Hands on her hips. Head high.
Cocky. Electric. Alive.
She lowers into her start position—a slow, deliberate crouch that looks like prayer and threat at the same time. Every muscle coiled.
The gun fires.
She detonates.
Christ.
She eats up the lane, stride after lethal stride. Hair flying. Tattoo flexing. That face—focused, hungry, absolutely certain she belongs in front.
She crosses the finish line first.
Then she screams.
A raw, triumphant sound that shoots straight down my spine.
She throws her head back and does a sharp hand flick, like she’s slicing the air, claiming it.
I scroll. Another video loads.
Liz with yellow braids. Fire-red curls. Natural black waves.
Liz winning. Again. Again. Again.
Every finish is another scream. That hand flick. That confidence. That glow.
The woman in these videos is a star.
I’m about to close it when YouTube auto-plays another clip.
“NCAA Women’s 100m — Post-Race Interview: Lillian Richardson”
She’s young. No more than twenty. Hair dyed sunrise-orange. Still breathing hard, a sheen of sweat across her collarbones. Her smile is wild—bright and reckless and proud.
The reporter asks her something. She laughs, tips her head back.
God, she’s radiant.
“Lillian, that finish was unbelievable. How did you make that last ten meters?”
She shrugs, still laughing. “Honestly? I just... decide I’m not losing.”
I feel that answer all the way through me.
“You’re one of the most confident sprinters we’ve seen this season. Where does that come from?”
She grins like the answer is obvious.
“My mother. She taught me.”
The reporter laughs. “Richardson is your mother’s name, right?”
She tips her head back, still breathing hard. “Yeah. Dad used to joke she got naming rights because she was faster.”
The interviewer asks what’s next. She beams. “Olympics, hopefully. That’s the dream.”
Olympics.
The clip ends with her laughing, that unfiltered joy lighting up her whole face.
I set the phone down.
The woman in those videos—confident, electric, unstoppable—is the same woman who flinched when Drake grabbed her arm. Who changed her name. Who crossed state lines and started over. Who’s sleeping in my guest room right now, convinced the safest thing is to run.
I lean back against the counter, arms braced.

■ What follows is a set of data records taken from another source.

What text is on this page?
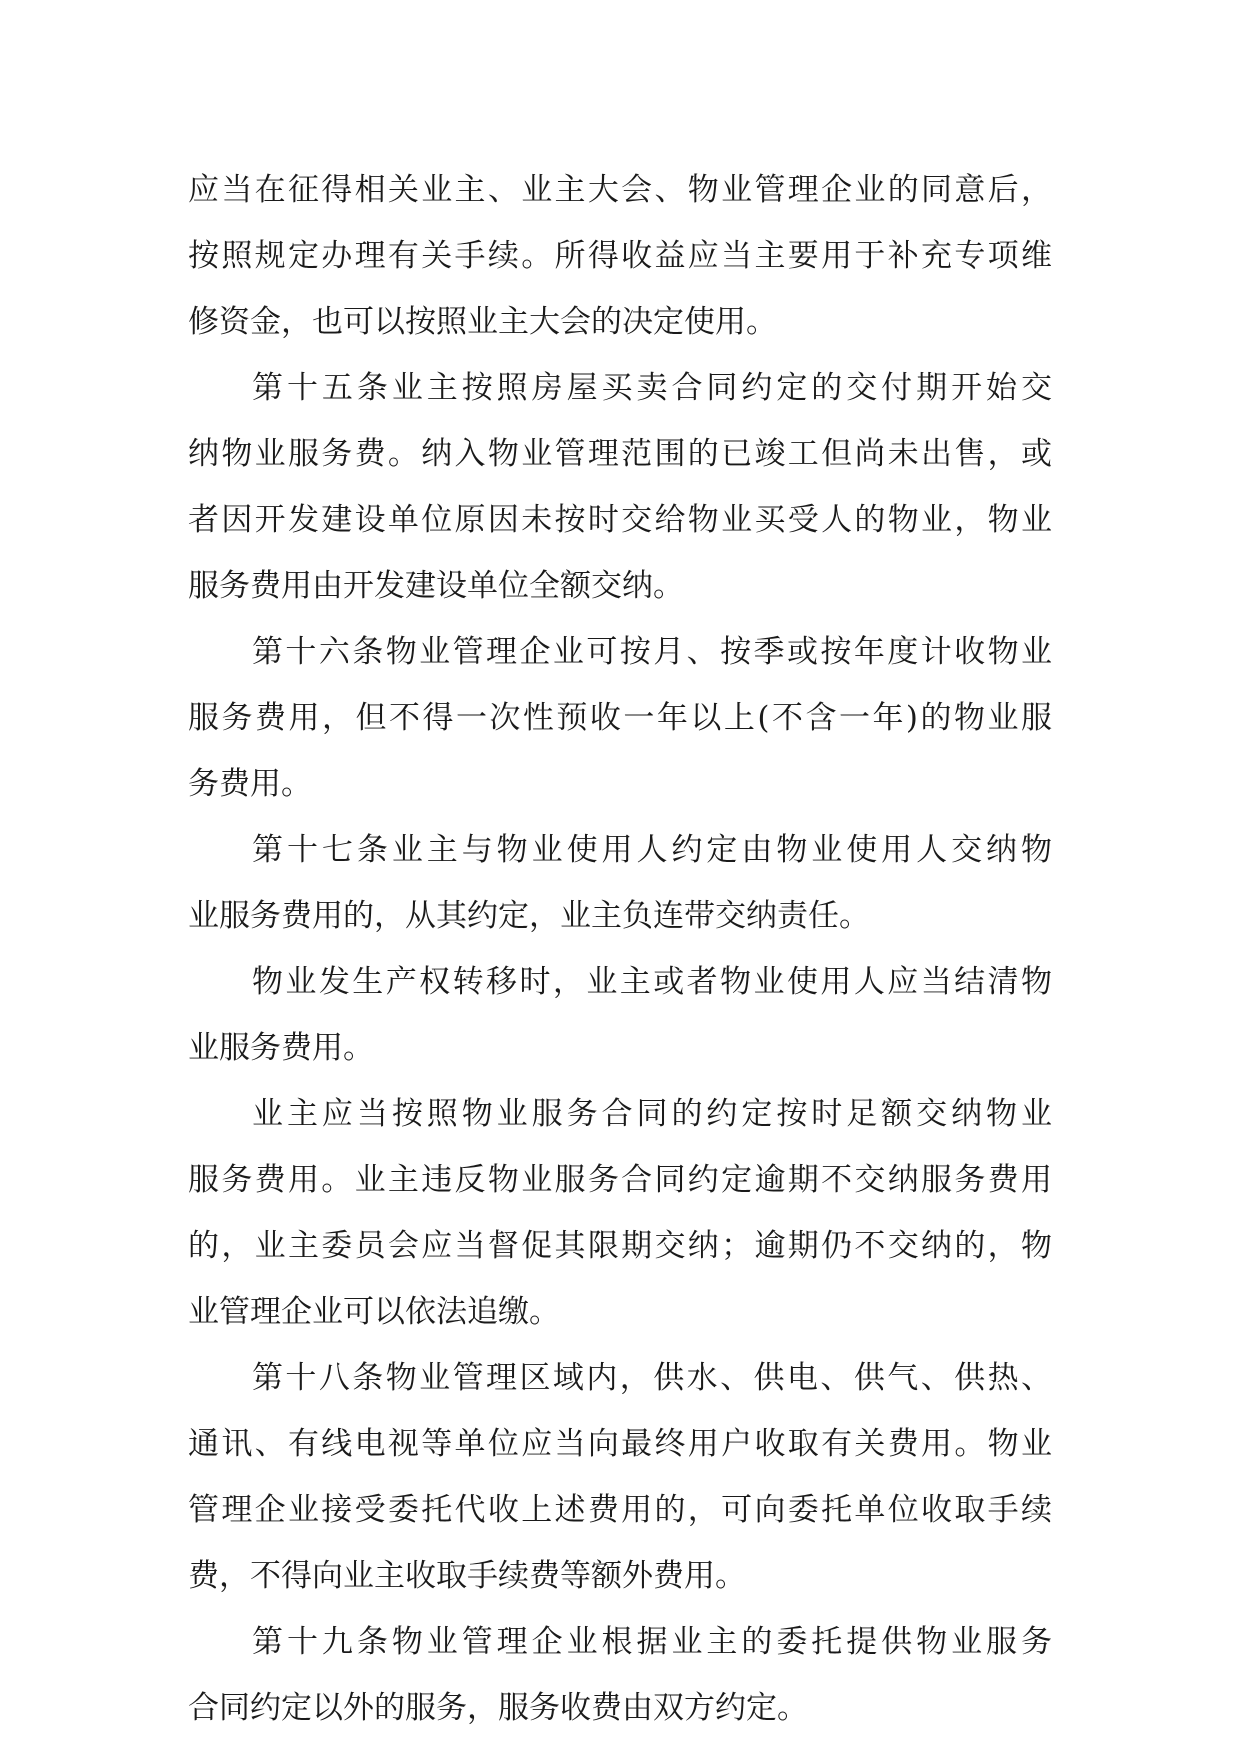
应当在征得相关业主、业主大会、物业管理企业的同意后，
按照规定办理有关手续。所得收益应当主要用于补充专项维
修资金，也可以按照业主大会的决定使用。
第十五条业主按照房屋买卖合同约定的交付期开始交
纳物业服务费。纳入物业管理范围的已竣工但尚未出售，或
者因开发建设单位原因未按时交给物业买受人的物业，物业
服务费用由开发建设单位全额交纳。
第十六条物业管理企业可按月、按季或按年度计收物业
服务费用，但不得一次性预收一年以上(不含一年)的物业服
务费用。
第十七条业主与物业使用人约定由物业使用人交纳物
业服务费用的，从其约定，业主负连带交纳责任。
物业发生产权转移时，业主或者物业使用人应当结清物
业服务费用。
业主应当按照物业服务合同的约定按时足额交纳物业
服务费用。业主违反物业服务合同约定逾期不交纳服务费用
的，业主委员会应当督促其限期交纳；逾期仍不交纳的，物
业管理企业可以依法追缴。
第十八条物业管理区域内，供水、供电、供气、供热、
通讯、有线电视等单位应当向最终用户收取有关费用。物业
管理企业接受委托代收上述费用的，可向委托单位收取手续
费，不得向业主收取手续费等额外费用。
第十九条物业管理企业根据业主的委托提供物业服务
合同约定以外的服务，服务收费由双方约定。
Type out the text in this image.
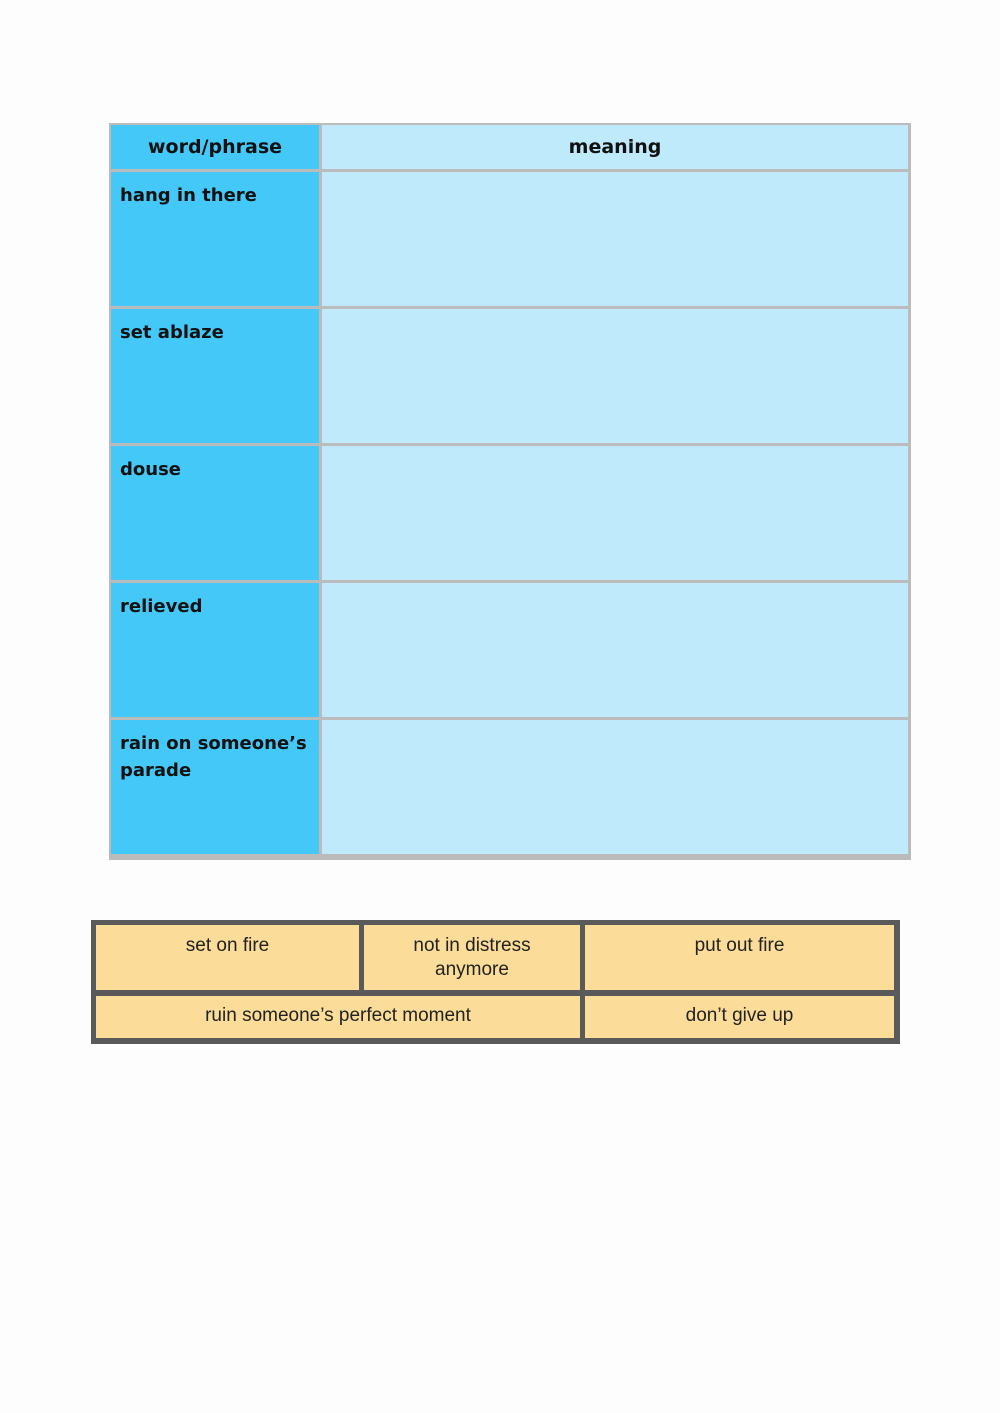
word/phrase	meaning
hang in there
set ablaze
douse
relieved
rain on someone’s parade
set on fire	not in distress anymore
put out fire
ruin someone’s perfect moment	don’t give up
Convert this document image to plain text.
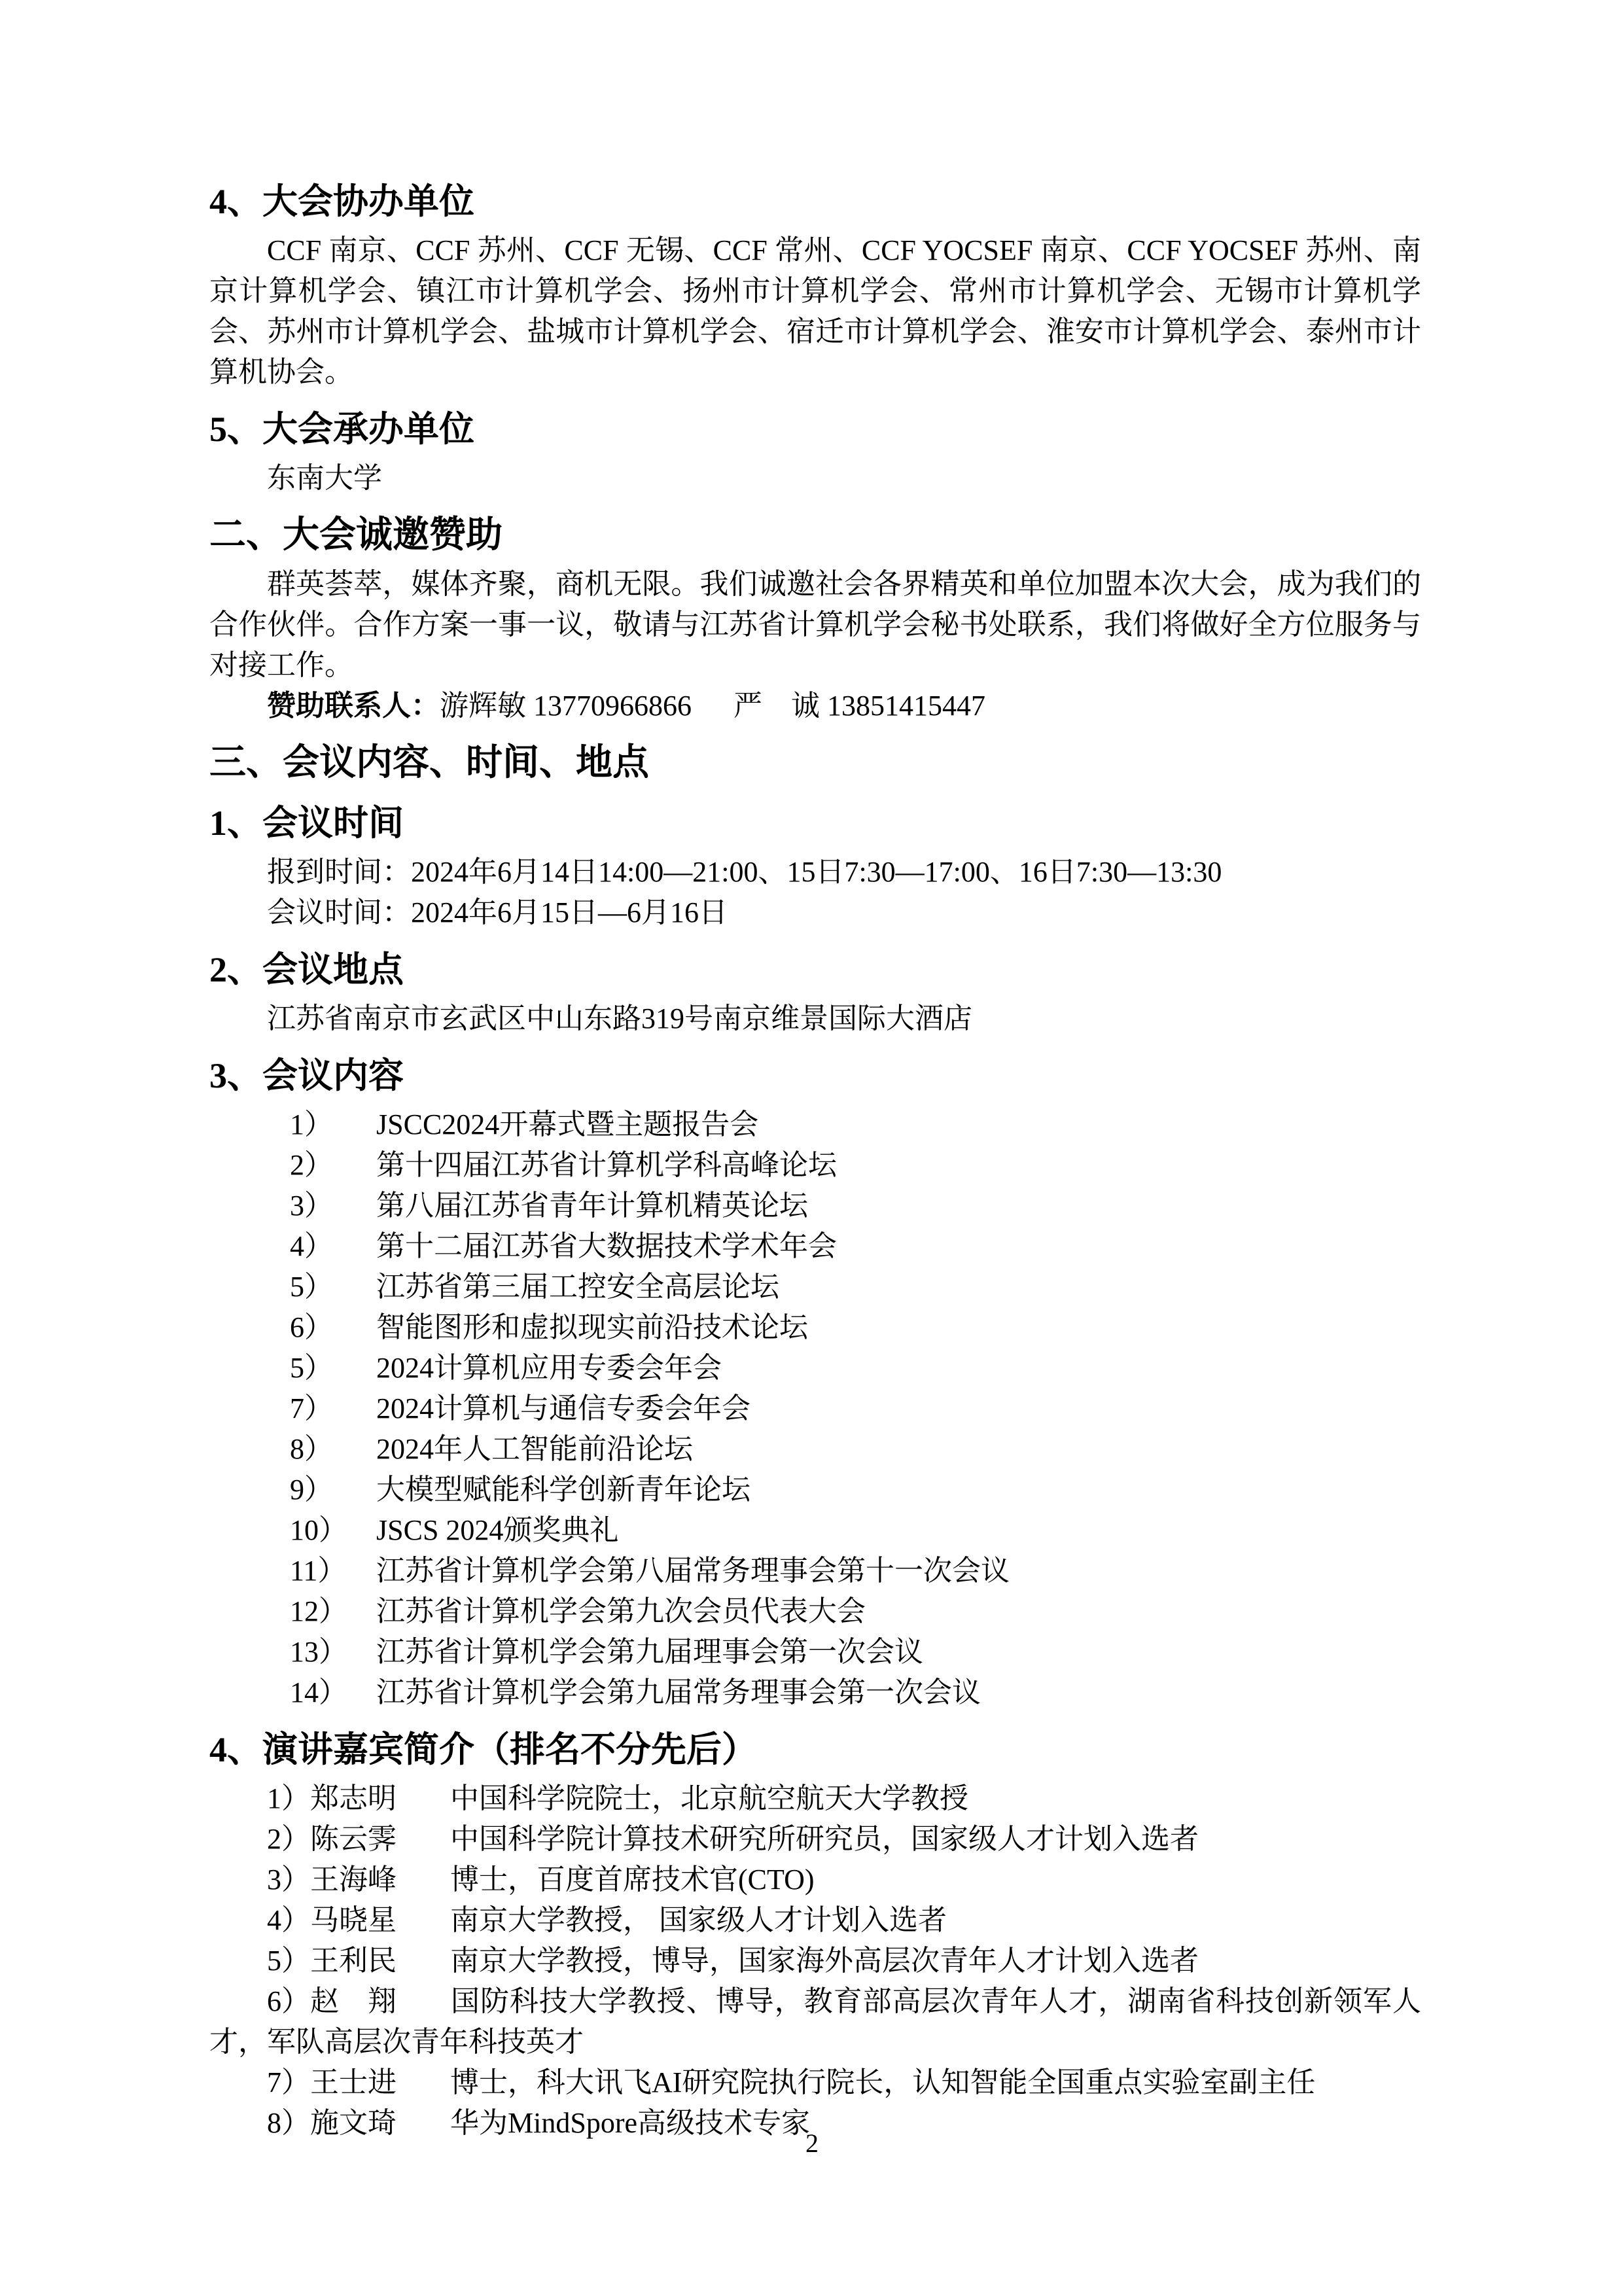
4、大会协办单位
CCF 南京、CCF 苏州、CCF 无锡、CCF 常州、CCF YOCSEF 南京、CCF YOCSEF 苏州、南京计算机学会、镇江市计算机学会、扬州市计算机学会、常州市计算机学会、无锡市计算机学会、苏州市计算机学会、盐城市计算机学会、宿迁市计算机学会、淮安市计算机学会、泰州市计算机协会。
5、大会承办单位
东南大学
二、大会诚邀赞助
群英荟萃，媒体齐聚，商机无限。我们诚邀社会各界精英和单位加盟本次大会，成为我们的合作伙伴。合作方案一事一议，敬请与江苏省计算机学会秘书处联系，我们将做好全方位服务与对接工作。
赞助联系人：游辉敏 13770966866 严　诚 13851415447
三、会议内容、时间、地点
1、会议时间
报到时间：2024年6月14日14:00—21:00、15日7:30—17:00、16日7:30—13:30
会议时间：2024年6月15日—6月16日
2、会议地点
江苏省南京市玄武区中山东路319号南京维景国际大酒店
3、会议内容
1） JSCC2024开幕式暨主题报告会
2） 第十四届江苏省计算机学科高峰论坛
3） 第八届江苏省青年计算机精英论坛
4） 第十二届江苏省大数据技术学术年会
5） 江苏省第三届工控安全高层论坛
6） 智能图形和虚拟现实前沿技术论坛
5） 2024计算机应用专委会年会
7） 2024计算机与通信专委会年会
8） 2024年人工智能前沿论坛
9） 大模型赋能科学创新青年论坛
10） JSCS 2024颁奖典礼
11） 江苏省计算机学会第八届常务理事会第十一次会议
12） 江苏省计算机学会第九次会员代表大会
13） 江苏省计算机学会第九届理事会第一次会议
14） 江苏省计算机学会第九届常务理事会第一次会议
4、演讲嘉宾简介（排名不分先后）
1）郑志明 中国科学院院士，北京航空航天大学教授
2）陈云霁 中国科学院计算技术研究所研究员，国家级人才计划入选者
3）王海峰 博士，百度首席技术官(CTO)
4）马晓星 南京大学教授， 国家级人才计划入选者
5）王利民 南京大学教授，博导，国家海外高层次青年人才计划入选者
6）赵　翔 国防科技大学教授、博导，教育部高层次青年人才，湖南省科技创新领军人才，军队高层次青年科技英才
7）王士进 博士，科大讯飞AI研究院执行院长，认知智能全国重点实验室副主任
8）施文琦 华为MindSpore高级技术专家
2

She thinks sex complicates things. She thinks easy exits keep people safe. She thinks this fake relationship is temporary, controlled, something we both easily step out of.
She’s wrong.
Because she didn’t just pass through my life by accident. She’s been circling my awareness for months—half-glances, near-misses, the kind of presence that registers long before it makes sense. Two nights ago, I almost touched her. Almost finished what her body had already agreed to.
I thought that was the danger.
It wasn’t.
The danger is knowing who she is now.
Not just Liz Adler, with the careful edges and the shut doors. Lillian Richardson, the girl who used to cross the line first and scream her joy into the air.
That woman doesn’t disappear.
She doesn’t get erased.
And she doesn’t get left unprotected.
I set the phone down. Press both palms flat on the counter.
I don’t know what she’s running from yet.
I know I’m going to be the reason she stops.